Eating was harder. So was writing. Forced to use his right hand, southpaw James Stone adapted to a new way of accomplishing some of life’s basic tasks.
Stone’s left arm wasn’t in a sling. He didn’t have a case of carpal tunnel. This was for the team.
So the 6-foot-3, 308-pound offensive lineman for the University of Tennessee continued to pick up that fork with his right hand and awkwardly maneuver his way through meals.
As a freshman, Stone started the last five games of 2010 at center. When the spring rolled around and it appeared he would stay at that position — he is expected to be the starter in the season opener on Sept. 3 against Montana — the UT coaches asked for a big favor.
They wanted him to stop snapping with his left hand and switch to his right. It wasn’t that Stone was snapping the ball wrong, but the exchanges between him and quarterback Tyler Bray were better when he snapped right-handed.

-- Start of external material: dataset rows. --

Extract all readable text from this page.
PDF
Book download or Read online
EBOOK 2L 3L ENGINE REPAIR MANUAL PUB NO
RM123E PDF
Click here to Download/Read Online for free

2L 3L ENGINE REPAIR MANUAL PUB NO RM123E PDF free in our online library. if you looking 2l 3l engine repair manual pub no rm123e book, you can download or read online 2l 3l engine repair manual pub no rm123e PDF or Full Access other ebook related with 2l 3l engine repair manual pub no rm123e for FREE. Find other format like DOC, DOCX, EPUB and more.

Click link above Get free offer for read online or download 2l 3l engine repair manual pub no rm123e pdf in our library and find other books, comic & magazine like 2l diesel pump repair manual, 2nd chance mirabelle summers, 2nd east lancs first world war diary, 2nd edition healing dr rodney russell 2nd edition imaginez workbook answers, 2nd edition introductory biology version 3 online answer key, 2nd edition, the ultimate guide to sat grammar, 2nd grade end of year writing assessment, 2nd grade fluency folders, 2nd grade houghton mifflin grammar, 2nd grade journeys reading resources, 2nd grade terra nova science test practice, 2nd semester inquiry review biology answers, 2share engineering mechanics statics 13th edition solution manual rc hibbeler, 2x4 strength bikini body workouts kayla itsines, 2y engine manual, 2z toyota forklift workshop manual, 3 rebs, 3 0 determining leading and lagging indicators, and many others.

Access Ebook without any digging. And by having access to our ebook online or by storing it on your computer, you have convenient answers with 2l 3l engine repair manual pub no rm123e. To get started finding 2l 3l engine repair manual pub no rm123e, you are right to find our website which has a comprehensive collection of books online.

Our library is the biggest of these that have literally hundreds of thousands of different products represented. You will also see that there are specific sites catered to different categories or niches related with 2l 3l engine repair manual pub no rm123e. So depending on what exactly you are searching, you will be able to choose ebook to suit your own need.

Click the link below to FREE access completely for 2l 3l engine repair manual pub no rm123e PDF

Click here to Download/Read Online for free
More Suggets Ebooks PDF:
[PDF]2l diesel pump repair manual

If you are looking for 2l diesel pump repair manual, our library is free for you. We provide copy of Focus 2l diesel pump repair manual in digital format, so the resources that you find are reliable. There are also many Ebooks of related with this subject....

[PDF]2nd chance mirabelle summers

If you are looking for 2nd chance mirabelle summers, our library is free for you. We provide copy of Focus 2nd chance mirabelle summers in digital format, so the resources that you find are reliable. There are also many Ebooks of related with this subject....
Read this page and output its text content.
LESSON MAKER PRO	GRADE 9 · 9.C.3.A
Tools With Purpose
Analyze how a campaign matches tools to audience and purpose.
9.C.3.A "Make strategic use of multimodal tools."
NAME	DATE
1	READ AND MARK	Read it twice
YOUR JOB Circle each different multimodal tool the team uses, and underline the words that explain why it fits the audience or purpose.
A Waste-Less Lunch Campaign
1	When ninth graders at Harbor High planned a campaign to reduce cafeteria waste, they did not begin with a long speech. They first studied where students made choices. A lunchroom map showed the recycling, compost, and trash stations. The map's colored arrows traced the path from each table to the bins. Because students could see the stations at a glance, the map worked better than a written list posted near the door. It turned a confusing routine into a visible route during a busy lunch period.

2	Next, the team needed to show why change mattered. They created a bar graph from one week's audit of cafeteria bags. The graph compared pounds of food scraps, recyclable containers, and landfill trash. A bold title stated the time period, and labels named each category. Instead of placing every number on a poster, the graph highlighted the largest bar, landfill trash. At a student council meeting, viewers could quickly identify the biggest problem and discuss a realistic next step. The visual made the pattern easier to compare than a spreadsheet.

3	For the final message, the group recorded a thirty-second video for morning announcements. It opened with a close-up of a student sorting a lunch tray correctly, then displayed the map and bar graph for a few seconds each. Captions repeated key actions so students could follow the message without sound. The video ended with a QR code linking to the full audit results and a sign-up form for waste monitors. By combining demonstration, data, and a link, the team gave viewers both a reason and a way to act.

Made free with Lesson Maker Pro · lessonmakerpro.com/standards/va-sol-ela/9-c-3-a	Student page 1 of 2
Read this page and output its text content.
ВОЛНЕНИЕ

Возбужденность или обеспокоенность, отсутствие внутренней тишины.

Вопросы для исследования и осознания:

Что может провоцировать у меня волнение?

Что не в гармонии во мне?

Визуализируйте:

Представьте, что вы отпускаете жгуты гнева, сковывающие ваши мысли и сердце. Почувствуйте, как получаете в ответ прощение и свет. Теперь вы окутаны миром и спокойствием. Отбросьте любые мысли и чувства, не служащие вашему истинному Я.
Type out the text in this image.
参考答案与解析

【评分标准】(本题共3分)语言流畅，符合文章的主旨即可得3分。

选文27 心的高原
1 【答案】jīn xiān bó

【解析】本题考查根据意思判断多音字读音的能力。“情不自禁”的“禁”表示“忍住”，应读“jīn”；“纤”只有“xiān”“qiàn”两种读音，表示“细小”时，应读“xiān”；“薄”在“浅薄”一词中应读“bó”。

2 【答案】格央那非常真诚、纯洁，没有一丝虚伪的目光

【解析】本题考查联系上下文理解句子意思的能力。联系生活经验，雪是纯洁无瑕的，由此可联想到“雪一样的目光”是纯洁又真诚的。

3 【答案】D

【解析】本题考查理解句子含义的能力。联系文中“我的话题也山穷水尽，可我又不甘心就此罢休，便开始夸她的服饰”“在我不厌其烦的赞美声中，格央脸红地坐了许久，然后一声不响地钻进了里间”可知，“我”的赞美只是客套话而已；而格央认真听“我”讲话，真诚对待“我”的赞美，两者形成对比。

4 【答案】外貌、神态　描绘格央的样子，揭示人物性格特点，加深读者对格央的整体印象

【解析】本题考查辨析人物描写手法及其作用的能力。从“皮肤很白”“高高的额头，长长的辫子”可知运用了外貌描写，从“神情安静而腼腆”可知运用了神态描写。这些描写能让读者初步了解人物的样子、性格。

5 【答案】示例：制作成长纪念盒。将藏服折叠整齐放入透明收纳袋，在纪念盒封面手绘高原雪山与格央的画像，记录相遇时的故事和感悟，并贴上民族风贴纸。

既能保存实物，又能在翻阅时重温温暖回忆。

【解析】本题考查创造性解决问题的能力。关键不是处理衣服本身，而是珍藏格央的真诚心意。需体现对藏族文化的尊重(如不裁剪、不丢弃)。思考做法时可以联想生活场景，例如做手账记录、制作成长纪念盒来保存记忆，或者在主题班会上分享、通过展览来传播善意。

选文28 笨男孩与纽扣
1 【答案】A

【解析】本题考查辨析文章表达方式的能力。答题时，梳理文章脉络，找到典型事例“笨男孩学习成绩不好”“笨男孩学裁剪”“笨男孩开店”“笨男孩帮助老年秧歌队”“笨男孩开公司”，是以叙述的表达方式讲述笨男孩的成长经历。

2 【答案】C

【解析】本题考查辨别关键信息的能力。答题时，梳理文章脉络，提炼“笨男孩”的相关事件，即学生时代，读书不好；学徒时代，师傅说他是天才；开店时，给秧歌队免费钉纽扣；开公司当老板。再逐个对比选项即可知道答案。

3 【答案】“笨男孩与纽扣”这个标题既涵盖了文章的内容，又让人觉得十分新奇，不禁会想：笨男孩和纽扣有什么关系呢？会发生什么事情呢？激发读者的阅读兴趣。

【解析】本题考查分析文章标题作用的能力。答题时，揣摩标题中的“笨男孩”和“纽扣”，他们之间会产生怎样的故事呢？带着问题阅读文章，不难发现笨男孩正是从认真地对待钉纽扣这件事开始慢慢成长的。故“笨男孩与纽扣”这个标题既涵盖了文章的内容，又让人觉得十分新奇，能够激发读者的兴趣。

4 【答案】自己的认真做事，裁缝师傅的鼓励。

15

“It is just more comfortable for the quarterback,” Stone said. “We had it do a different way. It was just awkward for him.”
But how comfortable is it for the center, a natural lefty?
“At first it was different, because I never had really used my right hand,” Stone said. “All it takes is repetition, and I’m still working on it every day, just to keep it down. I had to start doing more stuff with my right hand as I was getting accustomed to snapping right-handed.
“At first [it was difficult to snap] because it is just so awkward. But then you kind of get used to it.”
It’s not the first time Stone has adjusted for the Volunteers. Coming out of Maplewood High School, he was ranked seventh-best offensive guard in the country by Rivals.com and the fourth overall prospect in Tennessee. The 2009 Class 2A Mr. Football Lineman jumped into the mix right away last season, playing in all 12 games. He made eight starts, his first three at left guard and his last five at center, a position he had never played.
“We had an injury so we had to fill a need, and I started working at that position,” he said. “It’s just getting accustomed to making the calls and snapping the ball … just blocking from the snapping-the-ball position.”
Stone’s quick adjustment to a new position and new hand shouldn’t be a shock considering his academic prowess. He scored a 28 on the ACT, and as a senior he received the William Hume Award, given to Metro Nashville’s top high school scholar-athlete.
Those wits sure can’t hurt when you play a position some say requires the smartest football players.
“I wouldn’t go as far as saying [offensive linemen] are the smartest people on the team, but you just have to want to learn, you have to be a good student of the game,” Stone said. “I have to do a little bit of everything. But Tyler has to do a whole lot. I really can’t say I have more responsibility than Tyler when I just have to give him the ball.”
He just has to make sure he gets it there with the right hand — literally.